You don’t still have the brochures from those rest homes, do you?
Do you really think that's necessary?
I'm afraid I do. I don't have my life anymore.
You don’t suppose there’s a chance that you and Maris could—
Dear God, no.
(From Frasier)
That line, "I don't have my life anymore"—think of it. It’s not just about an elderly parent moving in. Maybe your kids move back in after college or a career, or after a divorce. You get that feeling, "I don't have my life anymore." You don’t feel like you own your home, your time. You’re worried, as Frasier was with Niles, about privacy and boundaries. There are many challenges when someone moves in with you, even if it's a distant relative.

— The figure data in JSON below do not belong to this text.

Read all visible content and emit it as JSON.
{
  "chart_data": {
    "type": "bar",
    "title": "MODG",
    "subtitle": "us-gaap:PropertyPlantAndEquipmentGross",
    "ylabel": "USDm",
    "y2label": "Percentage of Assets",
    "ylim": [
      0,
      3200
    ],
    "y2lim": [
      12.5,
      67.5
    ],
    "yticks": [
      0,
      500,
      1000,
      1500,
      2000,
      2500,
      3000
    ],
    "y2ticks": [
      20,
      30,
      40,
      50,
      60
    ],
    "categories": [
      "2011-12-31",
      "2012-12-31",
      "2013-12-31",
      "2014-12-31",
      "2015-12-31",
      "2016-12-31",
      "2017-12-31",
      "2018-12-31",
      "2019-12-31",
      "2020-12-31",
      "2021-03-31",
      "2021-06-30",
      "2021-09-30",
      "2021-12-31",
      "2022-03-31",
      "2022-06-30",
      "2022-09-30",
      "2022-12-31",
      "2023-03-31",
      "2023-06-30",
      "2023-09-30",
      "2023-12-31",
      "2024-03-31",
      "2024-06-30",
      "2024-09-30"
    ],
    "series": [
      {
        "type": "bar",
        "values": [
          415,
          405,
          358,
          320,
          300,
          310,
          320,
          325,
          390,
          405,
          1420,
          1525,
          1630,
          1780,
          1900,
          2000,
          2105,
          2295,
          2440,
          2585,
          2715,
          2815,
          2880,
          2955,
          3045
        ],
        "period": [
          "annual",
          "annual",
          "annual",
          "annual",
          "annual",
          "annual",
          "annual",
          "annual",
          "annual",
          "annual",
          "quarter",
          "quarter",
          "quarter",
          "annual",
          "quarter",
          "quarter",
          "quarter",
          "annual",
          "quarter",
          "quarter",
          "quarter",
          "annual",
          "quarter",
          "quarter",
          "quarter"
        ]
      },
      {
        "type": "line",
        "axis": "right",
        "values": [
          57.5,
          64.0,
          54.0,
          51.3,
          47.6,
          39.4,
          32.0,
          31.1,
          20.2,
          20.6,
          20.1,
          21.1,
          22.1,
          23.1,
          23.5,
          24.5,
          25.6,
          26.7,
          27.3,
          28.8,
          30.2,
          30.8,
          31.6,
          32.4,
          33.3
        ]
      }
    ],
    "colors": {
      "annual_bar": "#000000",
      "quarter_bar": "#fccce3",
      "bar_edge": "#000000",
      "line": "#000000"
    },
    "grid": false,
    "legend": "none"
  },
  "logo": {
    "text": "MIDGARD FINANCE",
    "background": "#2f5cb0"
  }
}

How do you keep your boundaries? Are you good at saying "no" in a tactful way? Not just, “No, get out of my hair,” but a respectful “no.” Are you comfortable with that? You really need to negotiate if someone’s moving back in, especially if you’re in a couple and allowing an elderly parent to move in. You need a lot of conversations about what could come up. You can’t anticipate everything, but you need to figure out ways that work for everyone—and have an "out" if it doesn’t work. If your parent needs to go to a nursing home or assisted living, that might be the solution.